Business / Gadgets

XP shutdown opens up information security market

(Xinhua) Updated: 2014-04-15 11:26

XP shutdown opens up information security market
Photo taken on April 7, 2014 shows the shutdown interface of Windows XP, in Shenyang, capital of northeast China's Liaoning Province. (Xinhua/Yang Qing)

BEIJING -- Microsoft has stopped providing technical assistance for Windows XP, a 13-year-old PC operating system, opening up prolific opportunities in the information security market.

Computers can still run XP, but it will become more insecure and vulnerable to viruses as there will be no security updates.

XP shutdown opens up information security market

XP shutdown opens up information security market

Latest data from Chinese Internet analytics company CNZZ shows that Windows XP consistently ranks as the most popular operating system in China. As of last month, its market share was over 50 percent, followed by Windows 7 at nearly 30 percent; while the newest Windows 8 can barely be found at Internet cafes, businesses and schools.

Why the shutdown

Since more software and hardware manufactures make their upgraded products compatible to the latest Windows operating systems, a plenty of applications cannot be used in XP, making it fall far short of users' demands.

Statistics from over one billion computers in more than 100 countries and regions showed that, without update, XP's odds for virus infection are six times that of Windows 8, according to the latest Microsoft Security Intelligence Report. Therefore, the company advised users to upgrade to its Windows 7 or Windows 8 systems.

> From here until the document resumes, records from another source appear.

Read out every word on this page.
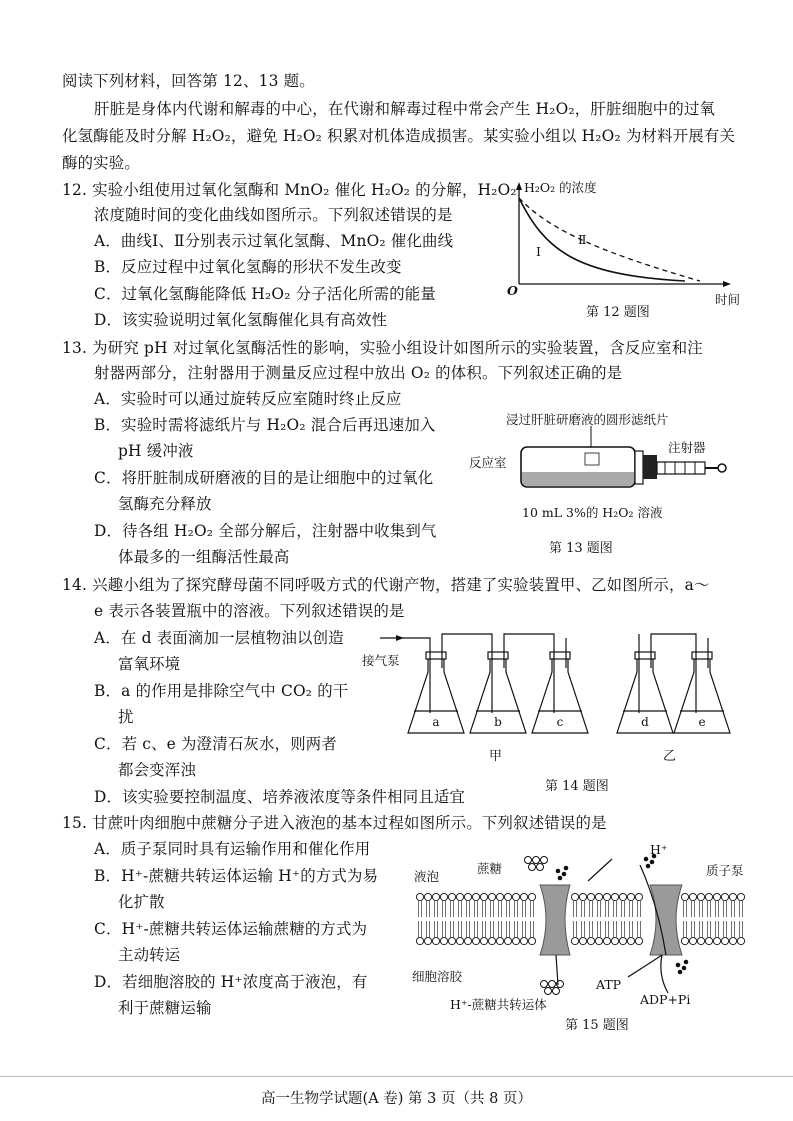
阅读下列材料，回答第 12、13 题。
肝脏是身体内代谢和解毒的中心，在代谢和解毒过程中常会产生 H₂O₂，肝脏细胞中的过氧
化氢酶能及时分解 H₂O₂，避免 H₂O₂ 积累对机体造成损害。某实验小组以 H₂O₂ 为材料开展有关
酶的实验。
12. 实验小组使用过氧化氢酶和 MnO₂ 催化 H₂O₂ 的分解，H₂O₂
浓度随时间的变化曲线如图所示。下列叙述错误的是
A．曲线Ⅰ、Ⅱ分别表示过氧化氢酶、MnO₂ 催化曲线
B．反应过程中过氧化氢酶的形状不发生改变
C．过氧化氢酶能降低 H₂O₂ 分子活化所需的能量
D．该实验说明过氧化氢酶催化具有高效性
H₂O₂ 的浓度
时间
O
Ⅰ
Ⅱ
第 12 题图
13. 为研究 pH 对过氧化氢酶活性的影响，实验小组设计如图所示的实验装置，含反应室和注
射器两部分，注射器用于测量反应过程中放出 O₂ 的体积。下列叙述正确的是
A．实验时可以通过旋转反应室随时终止反应
B．实验时需将滤纸片与 H₂O₂ 混合后再迅速加入
pH 缓冲液
C．将肝脏制成研磨液的目的是让细胞中的过氧化
氢酶充分释放
D．待各组 H₂O₂ 全部分解后，注射器中收集到气
体最多的一组酶活性最高
浸过肝脏研磨液的圆形滤纸片
反应室
注射器
10 mL 3%的 H₂O₂ 溶液
第 13 题图
14. 兴趣小组为了探究酵母菌不同呼吸方式的代谢产物，搭建了实验装置甲、乙如图所示，a～
e 表示各装置瓶中的溶液。下列叙述错误的是
A．在 d 表面滴加一层植物油以创造
富氧环境
B．a 的作用是排除空气中 CO₂ 的干
扰
C．若 c、e 为澄清石灰水，则两者
都会变浑浊
D．该实验要控制温度、培养液浓度等条件相同且适宜
接气泵
a	b	c	d	e
甲	乙
第 14 题图
15. 甘蔗叶肉细胞中蔗糖分子进入液泡的基本过程如图所示。下列叙述错误的是
A．质子泵同时具有运输作用和催化作用
B．H⁺-蔗糖共转运体运输 H⁺的方式为易
化扩散
C．H⁺-蔗糖共转运体运输蔗糖的方式为
主动转运
D．若细胞溶胶的 H⁺浓度高于液泡，有
利于蔗糖运输
液泡
蔗糖
H⁺
质子泵
细胞溶胶
ATP
ADP+Pi
H⁺-蔗糖共转运体
第 15 题图
高一生物学试题(A 卷) 第 3 页（共 8 页）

As for the security concern, the technology of XP is up to the mark and will not be "cracked in one minute," said An Yang, a security adviser with Qihoo 360, a major Chinese antivirus software developer.

The upgraded Windows 7 and Windows 8 systems, with more security features, can lower the risks of getting attacked by Trojan viruses, but that does not mean they are absolute secure.

An Yang also explained Windows XP shutdown from the point of Microsoft's strategic demands. As XP, which has been dominating the market with a lion's share, eclipses the sales of Microsoft's follow-up systems, the company's overall performance is overshadowed.

Zhang Yi, the CEO of iiMedia Research, a leading mobile Internet data analysis institution, said that the retirement of XP will bring prolific business opportunities to Microsoft itself, as "Microsoft can make a profit by focusing on enterprise-level market."

Microsoft's CFO also disclosed that as of the second fiscal quarter of 2014, the overall licensing of Windows systems goes up, with a 10-percent rise attributable to the demise of XP and upgrade of enterprise editions.

Prolific information security market

The phasing out of XP gave the main chance for various security providers vying to provide defense solutions for XP users until they upgrade their systems, according to Zhang Yi.